Se no começo da resenha
afirmei que não há uma tradição de romances de ficção política no Brasil,
Martins de Oliveira é uma exceção. Antes de Atentado
em Itaipu, ele estreou com Outono
Vermelho, pela Globo de Porto Alegre, em 1966, mostrando o que poderia
acontecer se os comunistas tivessem chegado ao poder no Brasil. Ora, isto é
história alternativa! Pelo que sei, os poucos especialistas brasileiros neste
subgênero não incluem esta obra. E outro romance de sua autoria explora a
chegada ao Vaticano de um Papa marxista, em Os
Vinte Dias de Outubro, da Record, em 1982. Outro exercício instigante de
ficção especulativa política. Desnecessário dizer que ambos os livros devem ser
conhecidos, ainda mais depois da leitura deste ótimo tecnothriller político que flerta com a ficção científica.
Pois no contexto do
gênero, Atentado em Itaipu se situa
ao lado de outros romances de ficção política especulativa dos anos 1980, que
procuraram imaginar cenários possíveis para um Brasil pós-ditadura, no que eu
chamei de ‘ficções da abertura’, no artigo “Ventos de Mudança: A Ficção
Científica Brasileira e a Transição Democrática”, de 2013. Livros como A Invasão
(1979), de José Antonio Severo; Não Verás
País Nenhum (1982), de Ignácio de Loyola Brandão; A Ordem do Dia (1984), de Márcio Souza; Horizonte de Eventos (1984), de Jorge Luiz Calife; Silicone XXI (1985), de Alfredo Sirkis.

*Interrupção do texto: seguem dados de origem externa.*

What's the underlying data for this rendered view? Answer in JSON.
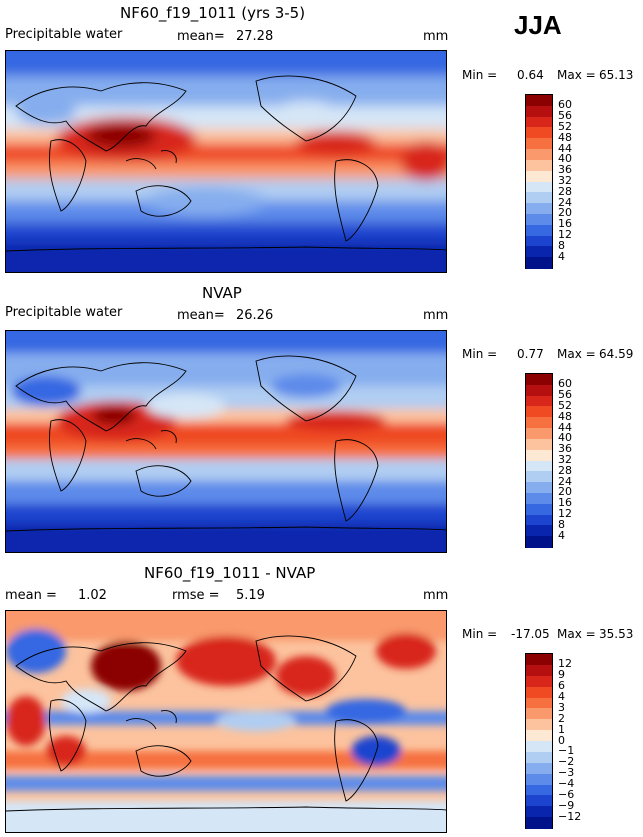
{
  "season": "JJA",
  "panels": [
    {
      "id": "model",
      "title": "NF60_f19_1011 (yrs 3-5)",
      "left_label": "Precipitable water",
      "center_label": "mean=",
      "center_value": "27.28",
      "units": "mm",
      "min_label": "Min =",
      "min_value": "0.64",
      "max_label": "Max =",
      "max_value": "65.13",
      "colorbar": {
        "ticks": [
          "60",
          "56",
          "52",
          "48",
          "44",
          "40",
          "36",
          "32",
          "28",
          "24",
          "20",
          "16",
          "12",
          "8",
          "4"
        ],
        "colors": [
          "#8b0000",
          "#b50f0f",
          "#d8261a",
          "#ef4a22",
          "#f6713f",
          "#f9996c",
          "#fcc39e",
          "#fde8d4",
          "#d5e6f7",
          "#b0cdf2",
          "#86aeee",
          "#5d8bea",
          "#3668e2",
          "#1c44cf",
          "#0a25ad",
          "#00128a"
        ]
      }
    },
    {
      "id": "obs",
      "title": "NVAP",
      "left_label": "Precipitable water",
      "center_label": "mean=",
      "center_value": "26.26",
      "units": "mm",
      "min_label": "Min =",
      "min_value": "0.77",
      "max_label": "Max =",
      "max_value": "64.59",
      "colorbar": {
        "ticks": [
          "60",
          "56",
          "52",
          "48",
          "44",
          "40",
          "36",
          "32",
          "28",
          "24",
          "20",
          "16",
          "12",
          "8",
          "4"
        ],
        "colors": [
          "#8b0000",
          "#b50f0f",
          "#d8261a",
          "#ef4a22",
          "#f6713f",
          "#f9996c",
          "#fcc39e",
          "#fde8d4",
          "#d5e6f7",
          "#b0cdf2",
          "#86aeee",
          "#5d8bea",
          "#3668e2",
          "#1c44cf",
          "#0a25ad",
          "#00128a"
        ]
      }
    },
    {
      "id": "diff",
      "title": "NF60_f19_1011 - NVAP",
      "left_label": "mean =",
      "left_value": "1.02",
      "center_label": "rmse =",
      "center_value": "5.19",
      "units": "mm",
      "min_label": "Min =",
      "min_value": "-17.05",
      "max_label": "Max =",
      "max_value": "35.53",
      "colorbar": {
        "ticks": [
          "12",
          "9",
          "6",
          "4",
          "3",
          "2",
          "1",
          "0",
          "−1",
          "−2",
          "−3",
          "−4",
          "−6",
          "−9",
          "−12"
        ],
        "colors": [
          "#8b0000",
          "#b50f0f",
          "#d8261a",
          "#ef4a22",
          "#f6713f",
          "#f9996c",
          "#fcc39e",
          "#fde8d4",
          "#d5e6f7",
          "#b0cdf2",
          "#86aeee",
          "#5d8bea",
          "#3668e2",
          "#1c44cf",
          "#0a25ad",
          "#00128a"
        ]
      }
    }
  ]
}
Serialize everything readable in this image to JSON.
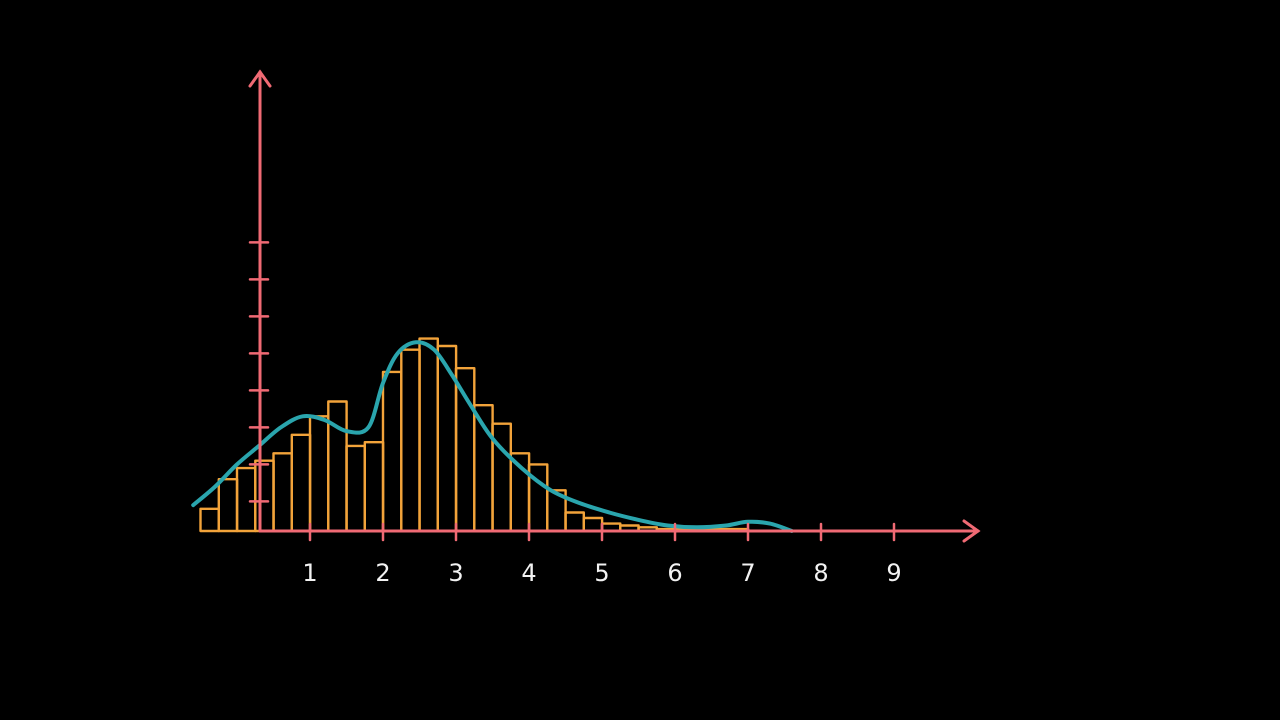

Além destes, outro que descobri após a publicação do artigo é O Outro Lado do Protocolo (1985), de
Paulo de Souza Ramos. Provavelmente deve haver alguns outros. O que só
evidencia que a pesquisa sobre a presença de temas de FC no mainstream literário brasileiro continua
a ser um campo a ser explorado, como neste ótimo Atentado em Itaipu.